Table 4 Case counts by batch effect for the Lung3 and Radiogenomics datasets.

ComBat

All ComBat analyses used the neuroComBat Python package, which harmonizes data by a single batch effect [10]. Variation attributable to clinical covariates can be preserved by specifying the clinical variables. The performance of this standard out-of-the-box implementation of ComBat was assessed by applying separate harmonization by each of the three batch effects (contrast enhancement, spatial resolution, manufacturer) (Table 4). In the Lung3 dataset, the clinical variables of death event, histology, stage, gender, and survival were protected. In the Radiogenomics dataset, the clinical variables of death event, histology, sex, smoking status, and days were preserved.

Method evaluation

Principal components analysis was performed to extract ten radiomic principal components (PCs) from the CapTK and PyRadiomics features in the Lung3 and Radiogenomics datasets for all harmonization methods, capturing 85% of the variance from the radiomic features extracted from each package. The total number of predictors in the case of the Lung3 dataset was capped at 5 out of 10 due to the total number of events (45 deaths) and in the case of the PyRadiomics model was capped at 4 out of 10 due to the number of events (40 deaths) based on the statistical rule of thumb of approximately one predictor per 10 events to avoid model overfitting.

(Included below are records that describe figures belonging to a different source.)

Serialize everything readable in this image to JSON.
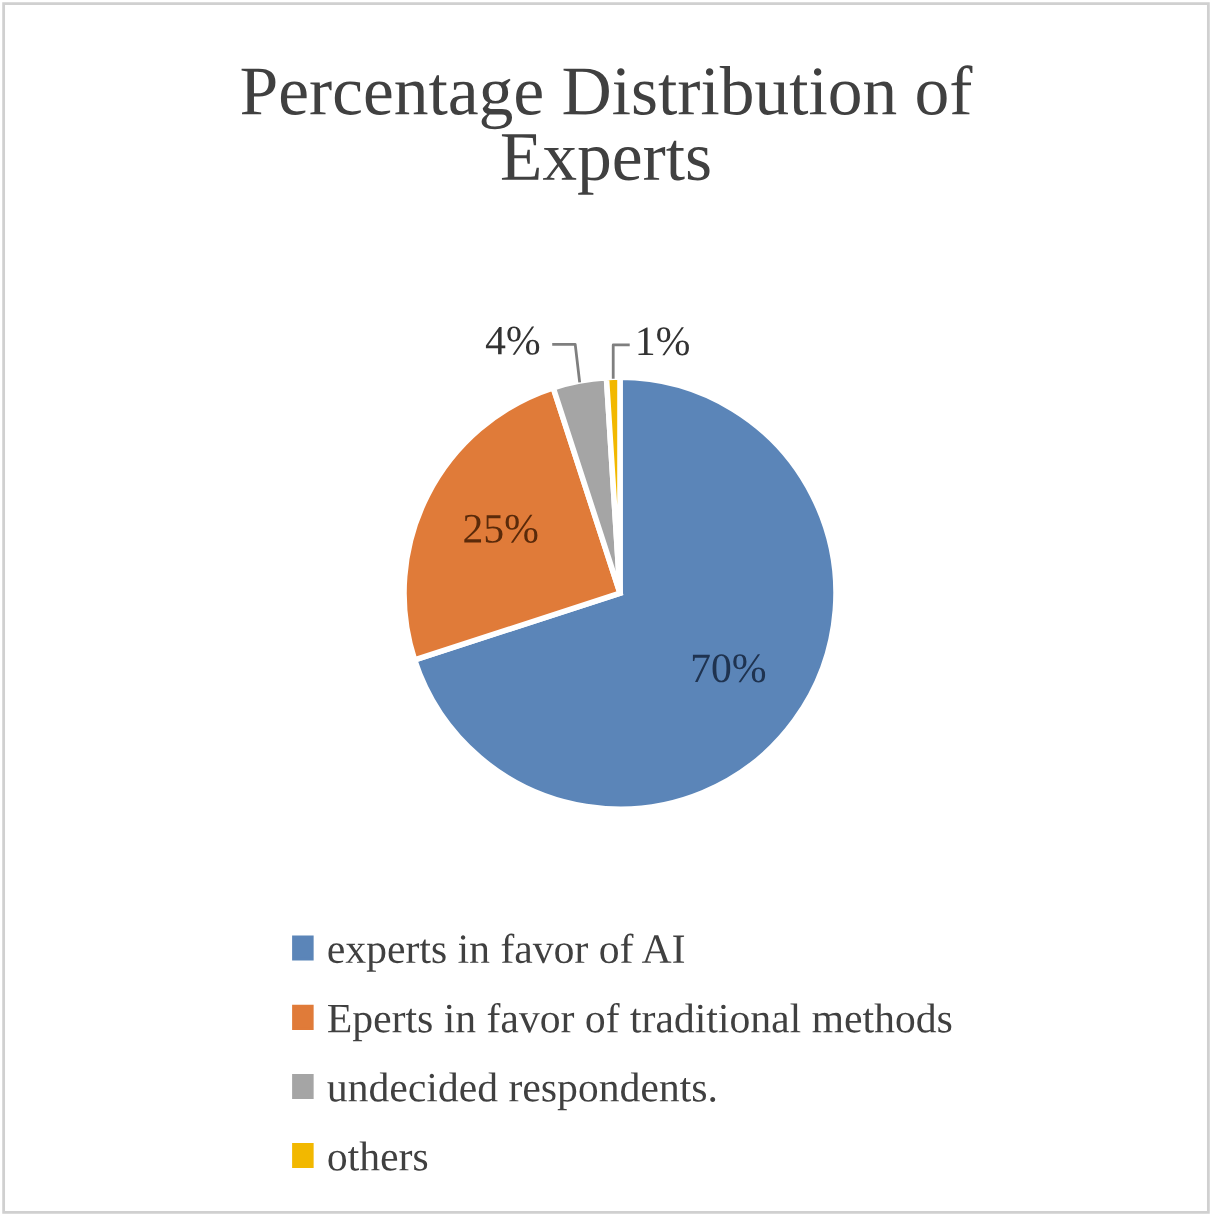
{
  "chart_data": {
    "type": "pie",
    "title": "Percentage Distribution of\nExperts",
    "categories": [
      "experts in favor of AI",
      "Eperts in favor of traditional methods",
      "undecided respondents.",
      "others"
    ],
    "values": [
      70,
      25,
      4,
      1
    ],
    "colors": [
      "#5b85b8",
      "#e07b39",
      "#a5a5a5",
      "#f2b800"
    ],
    "value_labels": [
      "70%",
      "25%",
      "4%",
      "1%"
    ],
    "legend": "bottom"
  }
}
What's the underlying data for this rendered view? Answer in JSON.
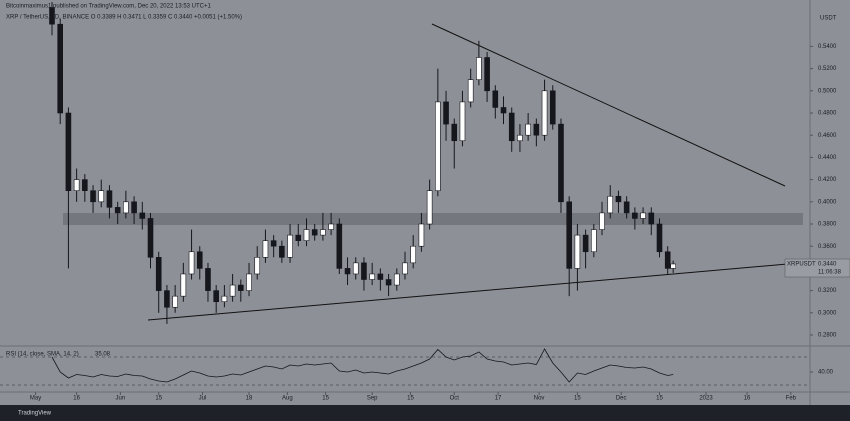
{
  "header": "Bitcoinmaximus1 published on TradingView.com, Dec 20, 2022 13:53 UTC+1",
  "symbol_line": "XRP / TetherUS, 1D, BINANCE  O 0.3389  H 0.3471  L 0.3359  C 0.3440  +0.0051 (+1.50%)",
  "currency": "USDT",
  "ticker": "XRPUSDT",
  "last_price_label": "0.3440",
  "countdown": "11:06:38",
  "rsi_label": "RSI (14, close, SMA, 14, 2)",
  "rsi_value_label": "35.08",
  "footer": "TradingView",
  "chart_data": [
    {
      "type": "candlestick",
      "up_color": "#ffffff",
      "down_color": "#15171d",
      "x": [
        6,
        9,
        12,
        15,
        18,
        21,
        24,
        27,
        30,
        33,
        36,
        39,
        42,
        45,
        48,
        51,
        54,
        57,
        60,
        63,
        66,
        69,
        72,
        75,
        78,
        81,
        84,
        87,
        90,
        93,
        96,
        99,
        102,
        105,
        108,
        111,
        114,
        117,
        120,
        123,
        126,
        129,
        132,
        135,
        138,
        141,
        144,
        147,
        150,
        153,
        156,
        159,
        162,
        165,
        168,
        171,
        174,
        177,
        180,
        183,
        186,
        189,
        192,
        195,
        198,
        201,
        204,
        207,
        210,
        213,
        216,
        219,
        222,
        225,
        228,
        231,
        233
      ],
      "open": [
        0.575,
        0.56,
        0.48,
        0.41,
        0.42,
        0.41,
        0.4,
        0.41,
        0.395,
        0.39,
        0.4,
        0.39,
        0.385,
        0.35,
        0.32,
        0.305,
        0.315,
        0.335,
        0.355,
        0.34,
        0.32,
        0.31,
        0.315,
        0.325,
        0.32,
        0.335,
        0.35,
        0.365,
        0.36,
        0.35,
        0.37,
        0.365,
        0.375,
        0.37,
        0.375,
        0.38,
        0.34,
        0.335,
        0.345,
        0.33,
        0.335,
        0.33,
        0.325,
        0.335,
        0.345,
        0.36,
        0.38,
        0.41,
        0.49,
        0.47,
        0.455,
        0.49,
        0.51,
        0.53,
        0.5,
        0.485,
        0.48,
        0.455,
        0.46,
        0.47,
        0.46,
        0.5,
        0.47,
        0.4,
        0.34,
        0.37,
        0.355,
        0.375,
        0.39,
        0.405,
        0.4,
        0.39,
        0.385,
        0.39,
        0.38,
        0.355,
        0.34
      ],
      "high": [
        0.58,
        0.565,
        0.485,
        0.43,
        0.425,
        0.415,
        0.42,
        0.415,
        0.4,
        0.41,
        0.405,
        0.4,
        0.39,
        0.355,
        0.325,
        0.325,
        0.345,
        0.375,
        0.36,
        0.345,
        0.325,
        0.325,
        0.335,
        0.33,
        0.345,
        0.36,
        0.375,
        0.37,
        0.365,
        0.38,
        0.38,
        0.385,
        0.38,
        0.39,
        0.39,
        0.385,
        0.35,
        0.35,
        0.35,
        0.345,
        0.34,
        0.335,
        0.34,
        0.355,
        0.37,
        0.39,
        0.42,
        0.52,
        0.5,
        0.475,
        0.5,
        0.52,
        0.545,
        0.535,
        0.505,
        0.495,
        0.485,
        0.47,
        0.48,
        0.475,
        0.51,
        0.505,
        0.475,
        0.405,
        0.38,
        0.375,
        0.38,
        0.4,
        0.415,
        0.41,
        0.405,
        0.395,
        0.395,
        0.395,
        0.385,
        0.36,
        0.347
      ],
      "low": [
        0.55,
        0.47,
        0.34,
        0.4,
        0.4,
        0.39,
        0.395,
        0.385,
        0.38,
        0.385,
        0.38,
        0.375,
        0.34,
        0.3,
        0.29,
        0.3,
        0.31,
        0.33,
        0.33,
        0.31,
        0.3,
        0.305,
        0.31,
        0.31,
        0.315,
        0.33,
        0.345,
        0.35,
        0.345,
        0.345,
        0.36,
        0.36,
        0.365,
        0.365,
        0.37,
        0.335,
        0.325,
        0.33,
        0.32,
        0.325,
        0.32,
        0.315,
        0.32,
        0.33,
        0.34,
        0.355,
        0.375,
        0.405,
        0.455,
        0.43,
        0.45,
        0.485,
        0.505,
        0.49,
        0.475,
        0.47,
        0.445,
        0.445,
        0.455,
        0.45,
        0.455,
        0.465,
        0.39,
        0.315,
        0.32,
        0.34,
        0.35,
        0.37,
        0.385,
        0.39,
        0.385,
        0.375,
        0.38,
        0.37,
        0.35,
        0.335,
        0.336
      ],
      "close": [
        0.56,
        0.48,
        0.41,
        0.42,
        0.41,
        0.4,
        0.41,
        0.395,
        0.39,
        0.4,
        0.39,
        0.385,
        0.35,
        0.32,
        0.305,
        0.315,
        0.335,
        0.355,
        0.34,
        0.32,
        0.31,
        0.315,
        0.325,
        0.32,
        0.335,
        0.35,
        0.365,
        0.36,
        0.35,
        0.37,
        0.365,
        0.375,
        0.37,
        0.375,
        0.38,
        0.34,
        0.335,
        0.345,
        0.33,
        0.335,
        0.33,
        0.325,
        0.335,
        0.345,
        0.36,
        0.38,
        0.41,
        0.49,
        0.47,
        0.455,
        0.49,
        0.51,
        0.53,
        0.5,
        0.485,
        0.48,
        0.455,
        0.46,
        0.47,
        0.46,
        0.5,
        0.47,
        0.4,
        0.34,
        0.37,
        0.355,
        0.375,
        0.39,
        0.405,
        0.4,
        0.39,
        0.385,
        0.39,
        0.38,
        0.355,
        0.34,
        0.344
      ],
      "xlim": [
        -13,
        283
      ],
      "ylim": [
        0.271,
        0.58
      ],
      "yticks": [
        {
          "value": 0.28,
          "label": "0.2800"
        },
        {
          "value": 0.3,
          "label": "0.3000"
        },
        {
          "value": 0.32,
          "label": "0.3200"
        },
        {
          "value": 0.34,
          "label": "0.3400"
        },
        {
          "value": 0.36,
          "label": "0.3600"
        },
        {
          "value": 0.38,
          "label": "0.3800"
        },
        {
          "value": 0.4,
          "label": "0.4000"
        },
        {
          "value": 0.42,
          "label": "0.4200"
        },
        {
          "value": 0.44,
          "label": "0.4400"
        },
        {
          "value": 0.46,
          "label": "0.4600"
        },
        {
          "value": 0.48,
          "label": "0.4800"
        },
        {
          "value": 0.5,
          "label": "0.5000"
        },
        {
          "value": 0.52,
          "label": "0.5200"
        },
        {
          "value": 0.54,
          "label": "0.5400"
        }
      ]
    },
    {
      "type": "line",
      "color": "#15171d",
      "x": [
        6,
        9,
        12,
        15,
        18,
        21,
        24,
        27,
        30,
        33,
        36,
        39,
        42,
        45,
        48,
        51,
        54,
        57,
        60,
        63,
        66,
        69,
        72,
        75,
        78,
        81,
        84,
        87,
        90,
        93,
        96,
        99,
        102,
        105,
        108,
        111,
        114,
        117,
        120,
        123,
        126,
        129,
        132,
        135,
        138,
        141,
        144,
        147,
        150,
        153,
        156,
        159,
        162,
        165,
        168,
        171,
        174,
        177,
        180,
        183,
        186,
        189,
        192,
        195,
        198,
        201,
        204,
        207,
        210,
        213,
        216,
        219,
        222,
        225,
        228,
        231,
        233
      ],
      "values": [
        70,
        40,
        28,
        35,
        33,
        30,
        35,
        32,
        31,
        36,
        33,
        32,
        26,
        22,
        20,
        26,
        34,
        42,
        38,
        32,
        30,
        32,
        36,
        34,
        40,
        46,
        52,
        50,
        46,
        54,
        52,
        56,
        54,
        56,
        58,
        42,
        40,
        44,
        38,
        40,
        38,
        36,
        42,
        46,
        52,
        58,
        66,
        85,
        70,
        64,
        70,
        72,
        80,
        66,
        62,
        60,
        54,
        56,
        58,
        55,
        86,
        58,
        40,
        20,
        38,
        35,
        42,
        48,
        54,
        52,
        49,
        48,
        50,
        46,
        38,
        33,
        35.08
      ],
      "xlim": [
        -13,
        283
      ],
      "ylim": [
        0,
        88
      ],
      "yticks": [
        {
          "value": 40,
          "label": "40.00"
        }
      ],
      "xticks": [
        {
          "value": 0,
          "label": "May"
        },
        {
          "value": 15,
          "label": "16"
        },
        {
          "value": 31,
          "label": "Jun"
        },
        {
          "value": 45,
          "label": "15"
        },
        {
          "value": 61,
          "label": "Jul"
        },
        {
          "value": 78,
          "label": "18"
        },
        {
          "value": 92,
          "label": "Aug"
        },
        {
          "value": 106,
          "label": "15"
        },
        {
          "value": 123,
          "label": "Sep"
        },
        {
          "value": 137,
          "label": "15"
        },
        {
          "value": 153,
          "label": "Oct"
        },
        {
          "value": 169,
          "label": "17"
        },
        {
          "value": 184,
          "label": "Nov"
        },
        {
          "value": 198,
          "label": "15"
        },
        {
          "value": 214,
          "label": "Dec"
        },
        {
          "value": 228,
          "label": "15"
        },
        {
          "value": 245,
          "label": "2023"
        },
        {
          "value": 260,
          "label": "16"
        },
        {
          "value": 276,
          "label": "Feb"
        }
      ]
    }
  ]
}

For these models, a five-fold cross-validated multivariate Cox proportional hazards model (200 iterations) was used to compute the concordance index (c-statistic), which measures the ability of the models to predict overall survival. In addition to the cross-validated c-statistics, we also built a model on the complete dataset, to evaluate Kaplan–Meier performance in separating participants above versus below the median prognostic score derived from the model. The log-rank test was used to statistically compare the Kaplan–Meier curves. Models included only the imaging features and did not incorporate additional clinical variables.